İngiltere’nin en zengin adamlarından ve Galler Prensi’nin samimi arkadaşı olan, yüksek tabakanın önde gelen ismi Sör Baronet Percy Blakeney, yurtdışı gezilerinin birinden dönerken eve güzel, büyüleyici ve zeki bir Fransız eş getirerek Londra ve Bath’daki yüksek sosyeteyi hayrete düşürmüştü. Bu denli güzel bir kadını gözüne kestiren en uykucu, en sıkıcı, en “İngiliz” İngiliz olan o, kayıtların yazdığına göre birçok katılımcının bulunduğu yarışmada muhteşem evlilik ödülüne ulaşmıştı.
Marguerite St.
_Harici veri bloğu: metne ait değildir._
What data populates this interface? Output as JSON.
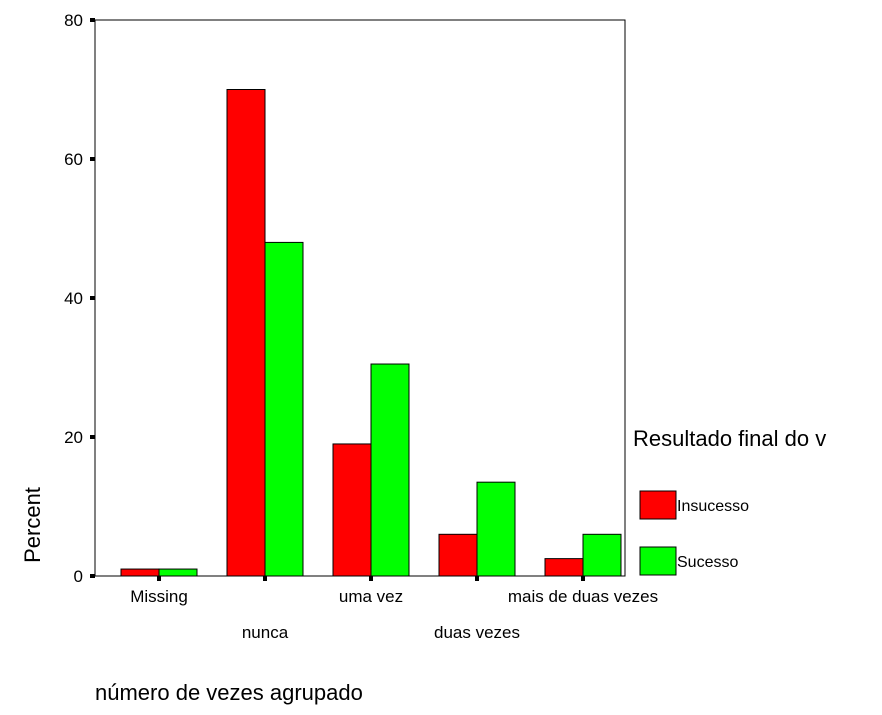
{
  "chart_data": {
    "type": "bar",
    "categories": [
      "Missing",
      "nunca",
      "uma vez",
      "duas vezes",
      "mais de duas vezes"
    ],
    "series": [
      {
        "name": "Insucesso",
        "values": [
          1.0,
          70.0,
          19.0,
          6.0,
          2.5
        ]
      },
      {
        "name": "Sucesso",
        "values": [
          1.0,
          48.0,
          30.5,
          13.5,
          6.0
        ]
      }
    ],
    "xlabel": "número de vezes agrupado",
    "ylabel": "Percent",
    "ylim": [
      0,
      80
    ],
    "yticks": [
      0,
      20,
      40,
      60,
      80
    ],
    "legend_title": "Resultado final do v",
    "legend_position": "right",
    "grid": false
  },
  "colors": {
    "Insucesso": "#ff0000",
    "Sucesso": "#00ff00"
  }
}
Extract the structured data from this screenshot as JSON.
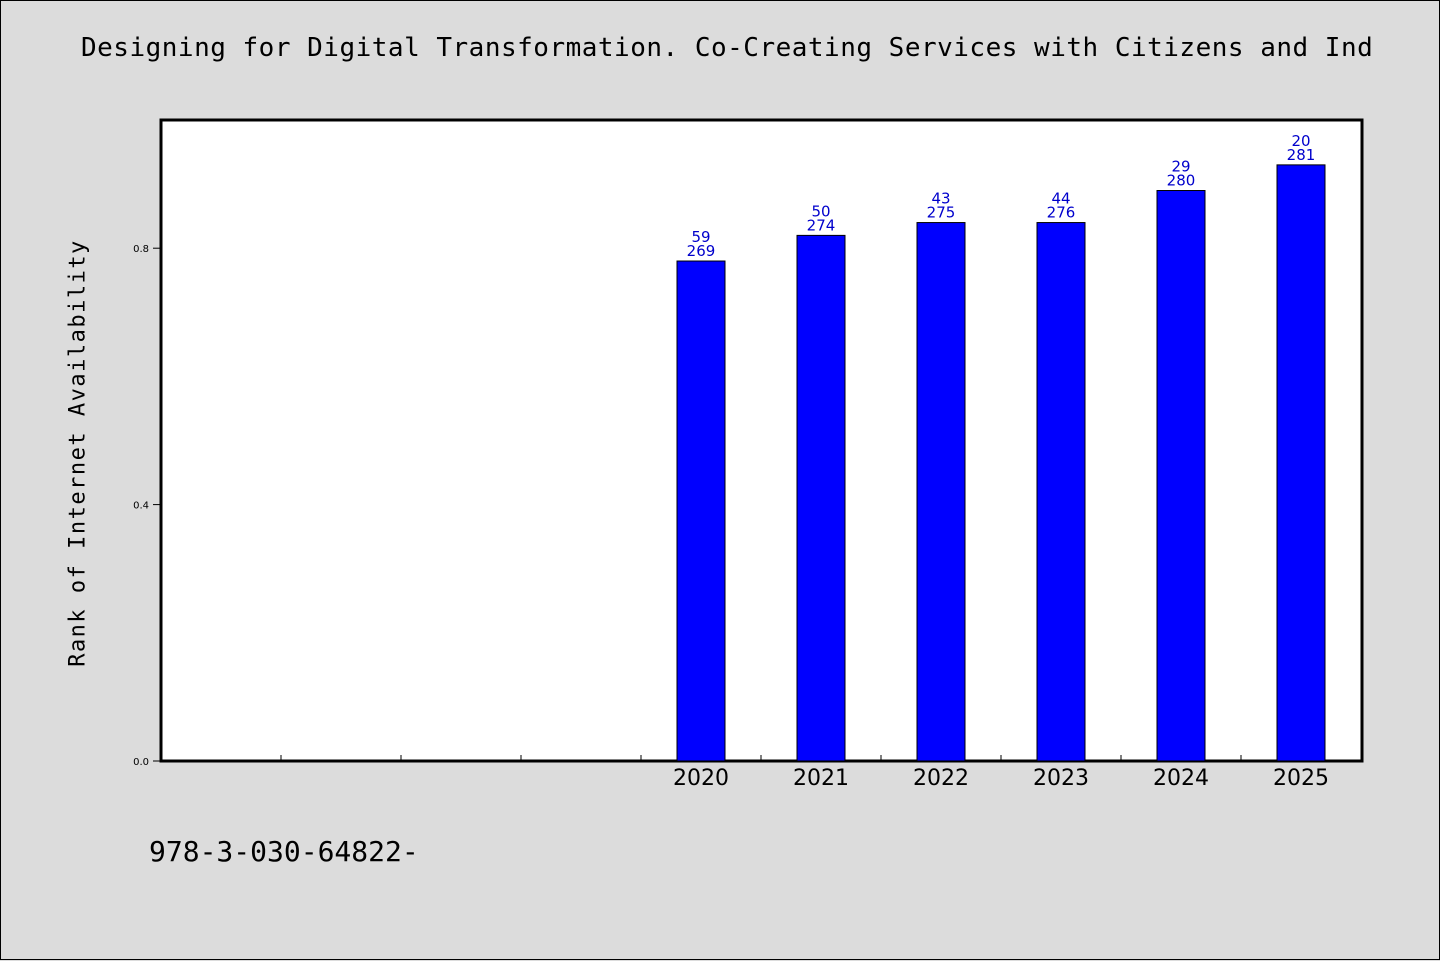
{
  "title": "Designing for Digital Transformation. Co-Creating Services with Citizens and Ind",
  "footer": "978-3-030-64822-",
  "colors": {
    "background": "#dcdcdc",
    "plot_background": "#ffffff",
    "bar": "#0000ff",
    "bar_label": "#0000cc"
  },
  "chart_data": {
    "type": "bar",
    "title": "Designing for Digital Transformation. Co-Creating Services with Citizens and Ind",
    "xlabel": "",
    "ylabel": "Rank of Internet Availability",
    "ylim": [
      0,
      1.0
    ],
    "y_ticks": [
      "0.0",
      "0.4",
      "0.8"
    ],
    "grid": false,
    "legend": "none",
    "slots_before_data": 4,
    "categories": [
      "2020",
      "2021",
      "2022",
      "2023",
      "2024",
      "2025"
    ],
    "values": [
      0.78,
      0.82,
      0.84,
      0.84,
      0.89,
      0.93
    ],
    "label_top": [
      "59",
      "50",
      "43",
      "44",
      "29",
      "20"
    ],
    "label_bottom": [
      "269",
      "274",
      "275",
      "276",
      "280",
      "281"
    ]
  }
}
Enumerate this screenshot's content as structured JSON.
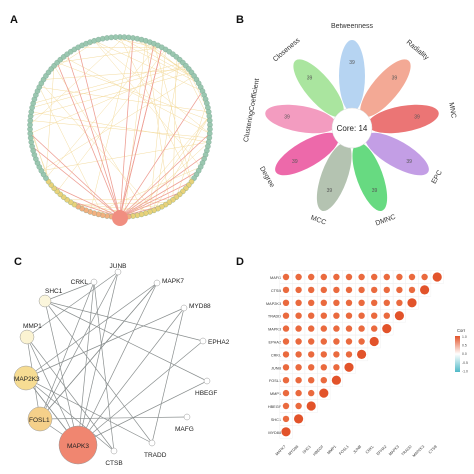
{
  "panels": {
    "a": {
      "label": "A"
    },
    "b": {
      "label": "B",
      "center_text": "Core: 14",
      "petals": [
        {
          "name": "Betweenness",
          "value": "39",
          "color": "#a9cdf0"
        },
        {
          "name": "Radiality",
          "value": "39",
          "color": "#f19a82"
        },
        {
          "name": "MNC",
          "value": "39",
          "color": "#e85d5d"
        },
        {
          "name": "EPC",
          "value": "39",
          "color": "#b98de0"
        },
        {
          "name": "DMNC",
          "value": "39",
          "color": "#4cd36b"
        },
        {
          "name": "MCC",
          "value": "39",
          "color": "#a7b9a3"
        },
        {
          "name": "Degree",
          "value": "39",
          "color": "#ea4f9b"
        },
        {
          "name": "ClusteringCoefficient",
          "value": "39",
          "color": "#f18bb5"
        },
        {
          "name": "Closeness",
          "value": "39",
          "color": "#9be08e"
        }
      ]
    },
    "c": {
      "label": "C",
      "nodes": [
        {
          "id": "CRKL",
          "label": "CRKL"
        },
        {
          "id": "JUNB",
          "label": "JUNB"
        },
        {
          "id": "MAPK7",
          "label": "MAPK7"
        },
        {
          "id": "SHC1",
          "label": "SHC1"
        },
        {
          "id": "MYD88",
          "label": "MYD88"
        },
        {
          "id": "MMP1",
          "label": "MMP1"
        },
        {
          "id": "EPHA2",
          "label": "EPHA2"
        },
        {
          "id": "MAP2K3",
          "label": "MAP2K3"
        },
        {
          "id": "HBEGF",
          "label": "HBEGF"
        },
        {
          "id": "FOSL1",
          "label": "FOSL1"
        },
        {
          "id": "MAFG",
          "label": "MAFG"
        },
        {
          "id": "TRADD",
          "label": "TRADD"
        },
        {
          "id": "CTSB",
          "label": "CTSB"
        },
        {
          "id": "MAPK3",
          "label": "MAPK3"
        }
      ]
    },
    "d": {
      "label": "D",
      "rows": [
        "MAFG",
        "CTSB",
        "MAP2K3",
        "TRADD",
        "MAPK3",
        "EPHA2",
        "CRKL",
        "JUNB",
        "FOSL1",
        "MMP1",
        "HBEGF",
        "SHC1",
        "MYD88"
      ],
      "cols": [
        "MAPK7",
        "MYD88",
        "SHC1",
        "HBEGF",
        "MMP1",
        "FOSL1",
        "JUNB",
        "CRKL",
        "EPHA2",
        "MAPK3",
        "TRADD",
        "MAP2K3",
        "CTSB"
      ],
      "legend": {
        "title": "Corr",
        "ticks": [
          "1.0",
          "0.5",
          "0.0",
          "-0.5",
          "-1.0"
        ]
      }
    }
  }
}
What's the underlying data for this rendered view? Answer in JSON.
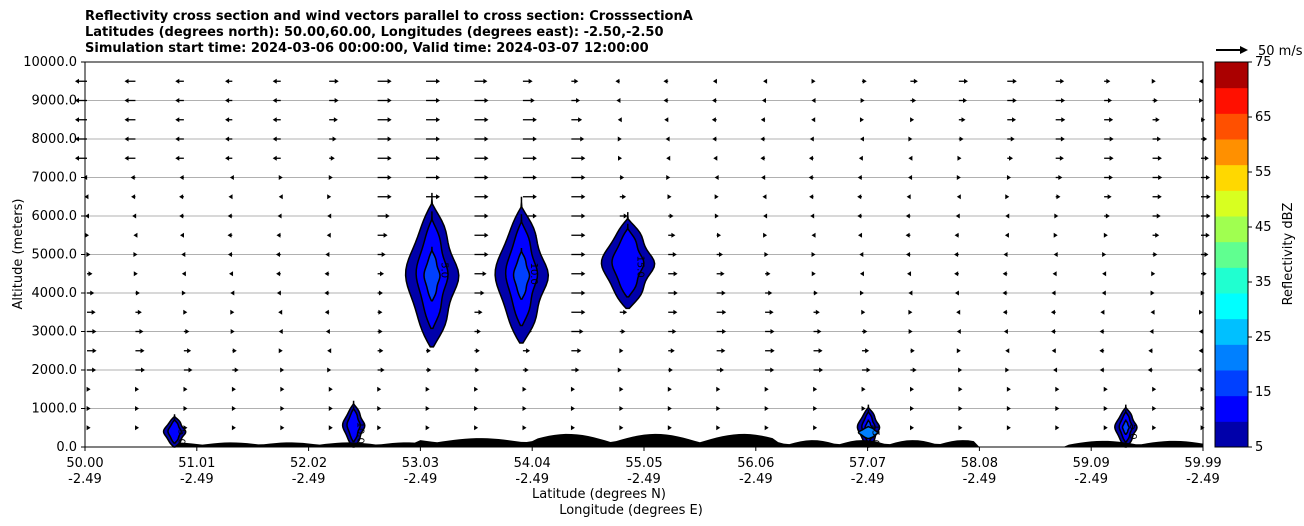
{
  "chart_data": {
    "type": "cross-section",
    "title_lines": [
      "Reflectivity cross section and wind vectors parallel to cross section: CrosssectionA",
      "Latitudes (degrees north): 50.00,60.00, Longitudes (degrees east): -2.50,-2.50",
      "Simulation start time: 2024-03-06 00:00:00, Valid time: 2024-03-07 12:00:00"
    ],
    "ylabel": "Altitude (meters)",
    "xlabel_lat": "Latitude (degrees N)",
    "xlabel_lon": "Longitude (degrees E)",
    "ylim": [
      0,
      10000
    ],
    "xlim": [
      50.0,
      59.99
    ],
    "yticks": [
      "0.0",
      "1000.0",
      "2000.0",
      "3000.0",
      "4000.0",
      "5000.0",
      "6000.0",
      "7000.0",
      "8000.0",
      "9000.0",
      "10000.0"
    ],
    "xticks_lat": [
      "50.00",
      "51.01",
      "52.02",
      "53.03",
      "54.04",
      "55.05",
      "56.06",
      "57.07",
      "58.08",
      "59.09",
      "59.99"
    ],
    "xticks_lon": [
      "-2.49",
      "-2.49",
      "-2.49",
      "-2.49",
      "-2.49",
      "-2.49",
      "-2.49",
      "-2.49",
      "-2.49",
      "-2.49",
      "-2.49"
    ],
    "grid": "horizontal",
    "quiver_key": "50 m/s",
    "colorbar": {
      "label": "Reflectivity dBZ",
      "ticks": [
        "5",
        "15",
        "25",
        "35",
        "45",
        "55",
        "65",
        "75"
      ],
      "levels": [
        5,
        10,
        15,
        20,
        25,
        30,
        35,
        40,
        45,
        50,
        55,
        60,
        65,
        70,
        75
      ],
      "colors": [
        "#0000aa",
        "#0000ff",
        "#0040ff",
        "#0080ff",
        "#00c0ff",
        "#00ffff",
        "#20ffd0",
        "#60ff90",
        "#a0ff50",
        "#d8ff20",
        "#ffd800",
        "#ff9000",
        "#ff5000",
        "#ff1000",
        "#aa0000"
      ]
    },
    "contour_labels": [
      "5.0",
      "10.0",
      "15.0"
    ],
    "cells": [
      {
        "lat": 53.1,
        "alt_low": 2600,
        "alt_high": 6600,
        "max_dbz": 15
      },
      {
        "lat": 53.9,
        "alt_low": 2700,
        "alt_high": 6500,
        "max_dbz": 15
      },
      {
        "lat": 54.85,
        "alt_low": 3600,
        "alt_high": 6100,
        "max_dbz": 10
      },
      {
        "lat": 50.8,
        "alt_low": 0,
        "alt_high": 850,
        "max_dbz": 10
      },
      {
        "lat": 52.4,
        "alt_low": 0,
        "alt_high": 1200,
        "max_dbz": 10
      },
      {
        "lat": 57.0,
        "alt_low": 0,
        "alt_high": 1100,
        "max_dbz": 20
      },
      {
        "lat": 59.3,
        "alt_low": 0,
        "alt_high": 1100,
        "max_dbz": 15
      }
    ]
  }
}
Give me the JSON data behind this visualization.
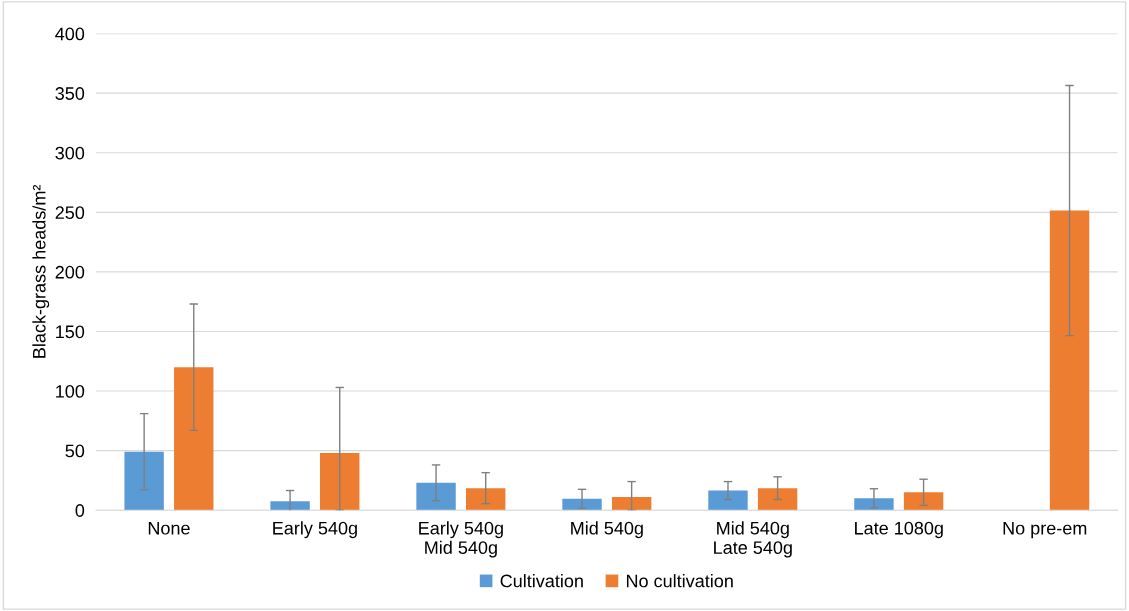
{
  "chart_data": {
    "type": "bar",
    "ylabel": "Black-grass heads/m²",
    "categories": [
      "None",
      "Early 540g",
      "Early 540g\nMid 540g",
      "Mid 540g",
      "Mid 540g\nLate 540g",
      "Late 1080g",
      "No pre-em"
    ],
    "series": [
      {
        "name": "Cultivation",
        "color": "#5b9bd5",
        "values": [
          49,
          7.5,
          23,
          9.5,
          16.5,
          10,
          null
        ],
        "errors": [
          32,
          9,
          15,
          8,
          7.5,
          8,
          null
        ]
      },
      {
        "name": "No cultivation",
        "color": "#ed7d31",
        "values": [
          120,
          48,
          18.5,
          11,
          18.5,
          15,
          251.5
        ],
        "errors": [
          53,
          [
            0,
            103
          ],
          13,
          [
            0,
            24
          ],
          9.5,
          11,
          105
        ]
      }
    ],
    "ylim": [
      0,
      400
    ],
    "yticks": [
      0,
      50,
      100,
      150,
      200,
      250,
      300,
      350,
      400
    ],
    "grid": "y",
    "legend": "bottom"
  }
}
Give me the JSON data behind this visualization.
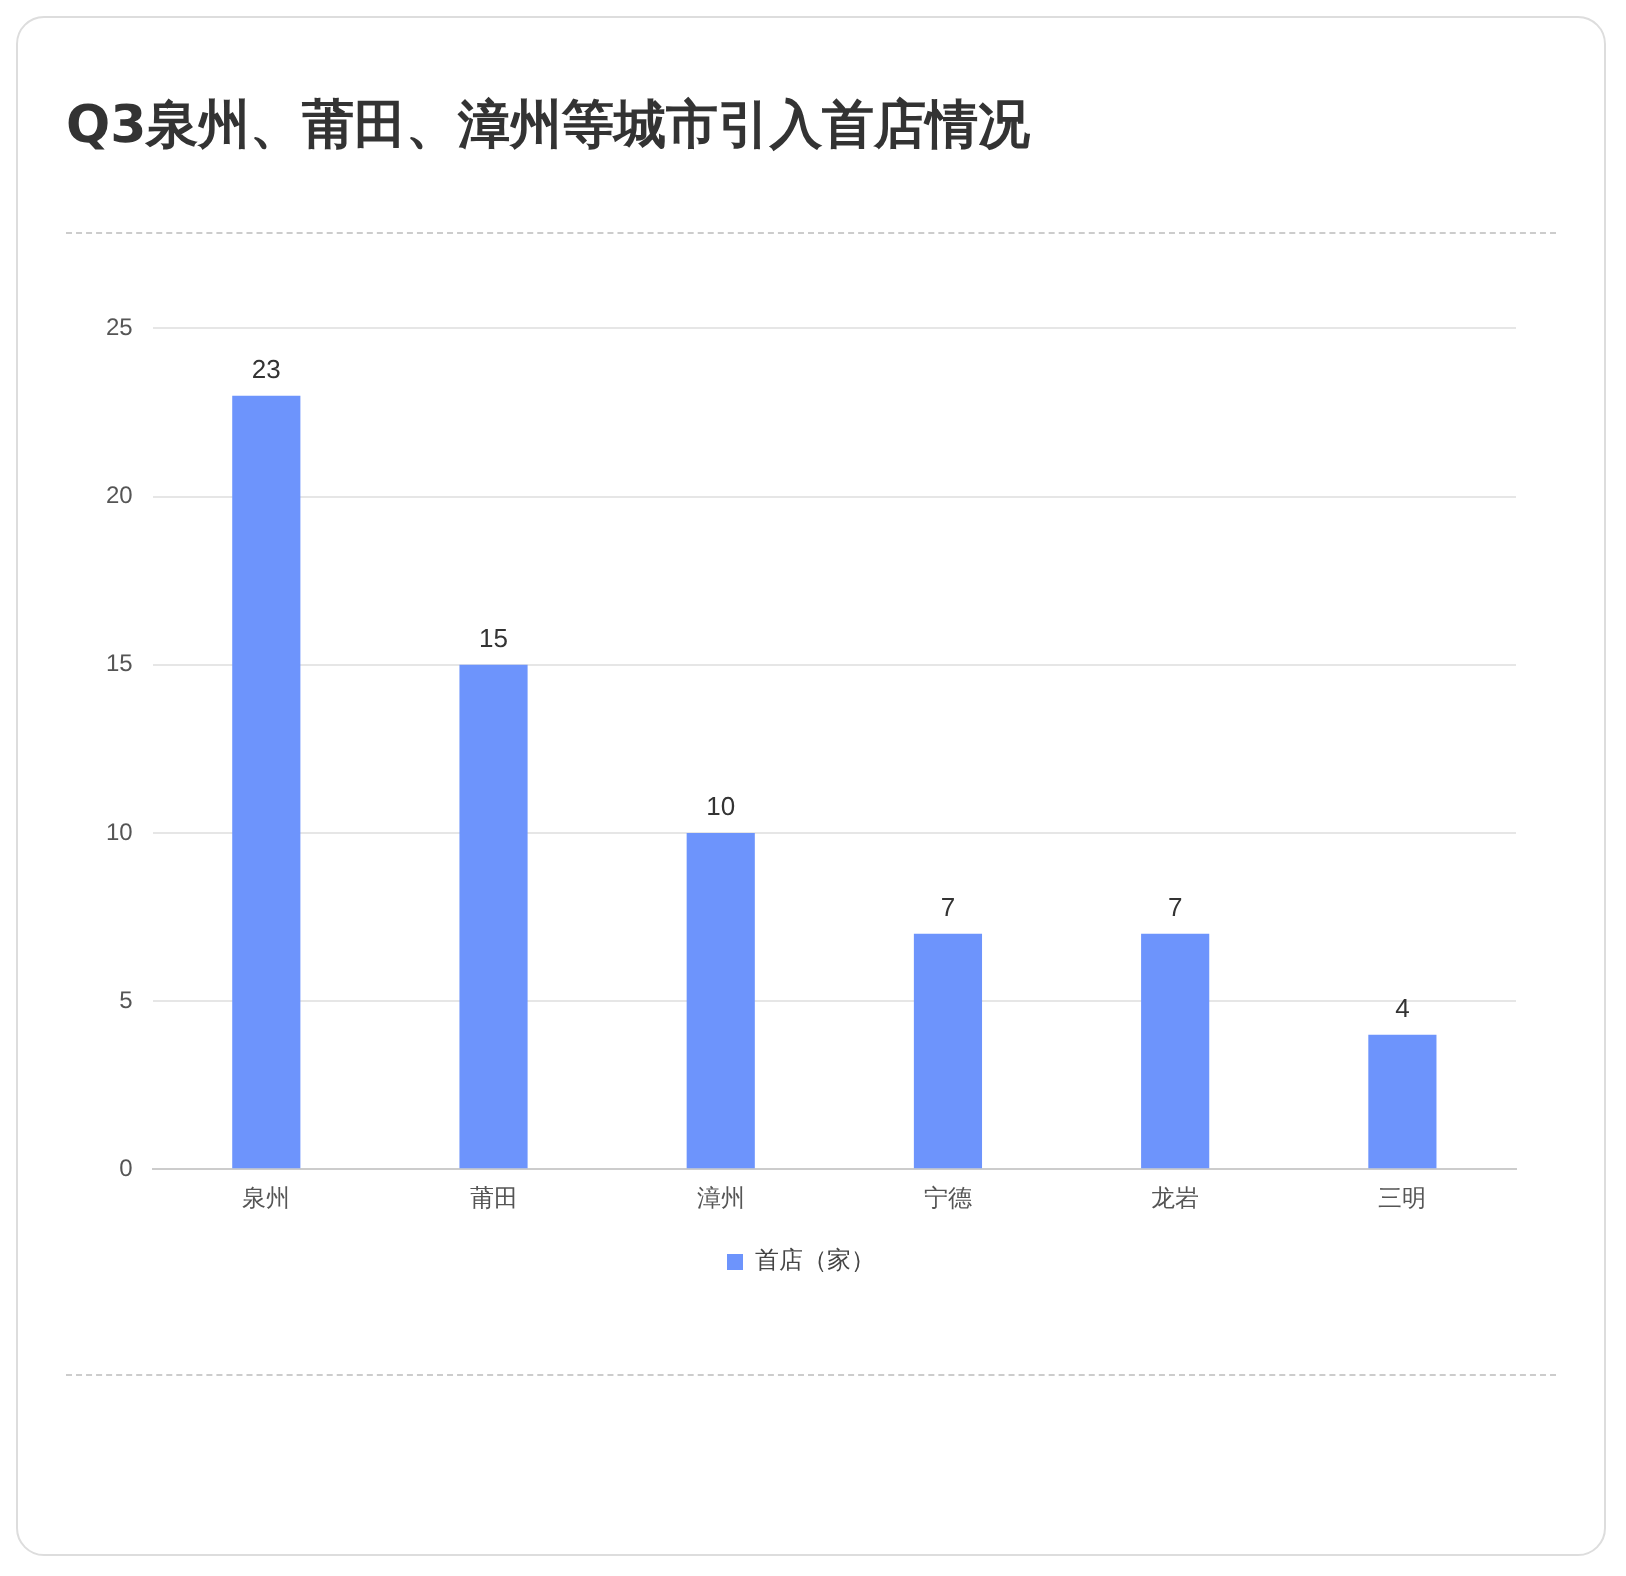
{
  "chart_data": {
    "type": "bar",
    "title": "Q3泉州、莆田、漳州等城市引入首店情况",
    "categories": [
      "泉州",
      "莆田",
      "漳州",
      "宁德",
      "龙岩",
      "三明"
    ],
    "series": [
      {
        "name": "首店（家）",
        "color": "#6d94fc",
        "values": [
          23,
          15,
          10,
          7,
          7,
          4
        ]
      }
    ],
    "ylim": [
      0,
      25
    ],
    "yticks": [
      0,
      5,
      10,
      15,
      20,
      25
    ],
    "grid": "y",
    "legend": "bottom",
    "data_labels": true
  }
}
Just, tam da şehir sınırları içinde dünyanın gördüğü en büyük sosyal değişimin yaşandığı sıralarda, Paris’in sanatsal çevrelerinde ilk çıkışını yapmıştı. Henüz on sekiz yaşındaydı, doğuştan büyük bir yeteneğe ve güzelliğe sahipti, başındaki tek insan genç ve fedakâr erkek kardeşiydi. Çok geçmeden Rue de Richelieu’deki hoş dairesinde muhteşem olduğu kadar seçkin bir kitle de toplamayı başaracaktı ki bu seçkinlik yalnızca nereden baktığınıza bağlıydı. Marguerite St. Just, hem ilke hem de kanaat olarak bir cumhuriyetçiydi, mottosu doğuştan eşitlikti. Şans eşitsizliği onun gözünde nahoş bir kazaydı, kabullendiği tek eşitsizlik ise yetenekle alakalıydı. “Para ve unvanlar kalıtsal olabilir, ancak akıl öyle değildir,” derdi. Bu yüzden büyüleyici salonu yalnızca özgünlüğe ve kültüre, dehaya ve zekâya, zeki erkeklere ve yetenekli kadınlara açılırdı. Buraya giriş, o dertli zamanlarda bile Paris çemberi içinde yer alan kültür dünyasında, sanatsal bir kariyerin mührü gibi görülüyordu.
Zeki insanlar, seçkin insanlar, hatta soylu insanlar bile Comédie-Française’de boy gösteren bu büyüleyici aktrisin etrafında daimi ve muhteşem bir maiyet oluşturmuşlardı. O ise cumhuriyetçi, devrimci, kana susamış Paris’te ve Avrupa’nın kültür dünyasında, arkasında çok ilgi çekici bir iz bırakan parlak bir kuyrukluyıldız gibi süzülüyordu.
Sonra beklenmedik bir şey oldu. Bazıları anlayışla gülümseyip bu duruma sanatçı tuhaflığı dedi; diğerleri ise bunu akıllıca bir karar olarak gördü, çünkü o sıralarda Paris’teki olaylar gitgide daha çalkantılı bir hale geliyor ve hızla gelişiyordu. Ancak yine de bu olayın gerçek sebebi bir bilmece ve gizem olarak kaldı. Her neyse, Margurite St. Just günün birinde Sör Percy Blakeney ile evlendi. Hem de birdenbire, arkadaşlarına herhangi bir haber bile vermeden… Hatta soirée de contrat8, dîner de fiançailles9 ya da şık bir Fransız düğününün diğer geleneklerini gerçekleştirmeden…
O aptal ve sıkıcı İngiliz’in, arkadaşlarının tümünün tabiriyle “Avrupa’daki en zeki kadın”ın etrafında şekillenen kültürel camiaya nasıl dahil olduğunu kimse tahmin edemedi.